Not sure why today is the day I decided to start blogging again. Okay...that's a lie. I decided to start again because there is a hell of a lot going on in my life and I feel like I need to start writing again to help process and keep track. As I wrote a few posts ago, getting laid off in November was a very painful shock, but it's been a good thing. Going to Mexico a few days after my lay-off for three weeks, then home for Christmas and then back to Mexico for the month of February was pretty flipping cool. Taking life coach training has been provocative and dare I say, exhilarating. Still, over the past six months I have ended up rather emotionally vulnerable. Not vulnerable as in snot dripping down to my knees crying (although been there, done that a few times in the past year) but vulnerable in the sense of so much has been shifting for me...that I'm never positive of what state I am really in. Proud and stressed to the max was the state I found myself in last month when Yoga Kid decided to get married and gave us approximately five minutes to plan the affair. Okay, it was five weeks.

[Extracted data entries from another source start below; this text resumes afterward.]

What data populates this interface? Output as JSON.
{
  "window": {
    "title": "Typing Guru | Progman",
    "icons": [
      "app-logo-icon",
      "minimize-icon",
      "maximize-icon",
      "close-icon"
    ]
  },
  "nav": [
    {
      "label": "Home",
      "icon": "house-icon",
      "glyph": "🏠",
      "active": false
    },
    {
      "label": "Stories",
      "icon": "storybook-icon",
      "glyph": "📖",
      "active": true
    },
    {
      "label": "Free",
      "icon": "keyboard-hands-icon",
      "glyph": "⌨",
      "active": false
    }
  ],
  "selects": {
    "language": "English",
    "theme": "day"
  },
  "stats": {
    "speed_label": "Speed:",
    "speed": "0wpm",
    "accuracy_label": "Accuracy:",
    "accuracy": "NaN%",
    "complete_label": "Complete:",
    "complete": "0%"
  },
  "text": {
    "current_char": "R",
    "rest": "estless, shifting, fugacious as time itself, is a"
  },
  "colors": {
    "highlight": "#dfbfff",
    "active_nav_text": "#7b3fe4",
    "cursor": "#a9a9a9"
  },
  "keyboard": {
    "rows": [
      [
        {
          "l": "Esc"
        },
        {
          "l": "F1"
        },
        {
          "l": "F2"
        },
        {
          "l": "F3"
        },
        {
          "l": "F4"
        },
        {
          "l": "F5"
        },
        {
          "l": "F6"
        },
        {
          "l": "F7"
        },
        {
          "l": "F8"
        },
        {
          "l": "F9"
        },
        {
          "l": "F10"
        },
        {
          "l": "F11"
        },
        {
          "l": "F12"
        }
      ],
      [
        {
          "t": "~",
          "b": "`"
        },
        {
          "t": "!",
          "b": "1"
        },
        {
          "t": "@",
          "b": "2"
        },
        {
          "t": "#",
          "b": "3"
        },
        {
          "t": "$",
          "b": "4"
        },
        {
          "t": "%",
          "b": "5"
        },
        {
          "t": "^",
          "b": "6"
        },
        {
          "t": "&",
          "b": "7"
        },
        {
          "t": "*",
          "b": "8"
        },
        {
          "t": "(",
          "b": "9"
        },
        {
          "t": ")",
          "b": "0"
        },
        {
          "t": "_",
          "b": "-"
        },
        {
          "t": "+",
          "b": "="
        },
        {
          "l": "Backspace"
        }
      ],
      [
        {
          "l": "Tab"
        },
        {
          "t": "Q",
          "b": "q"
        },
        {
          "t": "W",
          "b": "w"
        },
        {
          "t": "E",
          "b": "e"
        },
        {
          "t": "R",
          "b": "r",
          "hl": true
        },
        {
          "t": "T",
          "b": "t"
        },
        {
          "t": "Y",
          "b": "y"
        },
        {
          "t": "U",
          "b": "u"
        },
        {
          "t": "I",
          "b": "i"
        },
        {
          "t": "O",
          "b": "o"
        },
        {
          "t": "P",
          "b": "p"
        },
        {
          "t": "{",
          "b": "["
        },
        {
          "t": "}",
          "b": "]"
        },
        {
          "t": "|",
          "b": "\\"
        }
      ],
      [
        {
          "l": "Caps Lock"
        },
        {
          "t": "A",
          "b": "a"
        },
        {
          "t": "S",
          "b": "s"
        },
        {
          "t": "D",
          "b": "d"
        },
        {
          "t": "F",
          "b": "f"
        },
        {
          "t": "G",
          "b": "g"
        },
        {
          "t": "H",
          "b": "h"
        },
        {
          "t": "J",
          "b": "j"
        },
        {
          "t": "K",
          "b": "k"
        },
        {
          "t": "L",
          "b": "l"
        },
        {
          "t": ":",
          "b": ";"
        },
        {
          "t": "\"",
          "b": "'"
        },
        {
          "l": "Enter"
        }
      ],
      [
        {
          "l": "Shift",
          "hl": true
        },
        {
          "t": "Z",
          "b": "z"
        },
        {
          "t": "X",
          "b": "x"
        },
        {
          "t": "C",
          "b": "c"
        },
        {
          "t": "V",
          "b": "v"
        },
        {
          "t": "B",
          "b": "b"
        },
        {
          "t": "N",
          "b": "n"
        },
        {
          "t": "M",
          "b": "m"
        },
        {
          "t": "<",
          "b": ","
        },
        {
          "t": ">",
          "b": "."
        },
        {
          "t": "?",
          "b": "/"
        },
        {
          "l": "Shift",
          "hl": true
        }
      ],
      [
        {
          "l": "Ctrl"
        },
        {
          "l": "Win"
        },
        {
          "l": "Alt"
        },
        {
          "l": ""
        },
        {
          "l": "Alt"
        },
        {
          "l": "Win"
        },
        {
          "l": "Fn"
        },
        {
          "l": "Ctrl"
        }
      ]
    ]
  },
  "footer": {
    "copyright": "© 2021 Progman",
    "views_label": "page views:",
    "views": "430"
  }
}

Pictures to follow. Happy is a state I often find myself in these days. Tired is another common state. Grateful as much of every day as possible. The usual, plus the vulnerability.
Anxious would be the state that best describes this particular day. For good reason. Tomorrow night I am launching my new website and inviting the world of recovering women to come to our Yoga and Recovery Retreat in Tulum this November.
Anxiety. Fear. I could use a week on the beach right about now. The retreat will be awesome. A complete decompression, a pause, a week of relaxation, yoga, swimming in the turquoise sea. Downward dogs all over the place and moon salutations on the beach under the full moon. I have the proverbial and common fear associated with this and so many things that I do. Kind of...what if you threw a big damned party and nobody came thing. This is not going to be a big damned party. I'm inviting the world (facebook) but we only have room for 19 women.
Hell, I guess the worst case scenario is we'll have the whole resort to ourselves.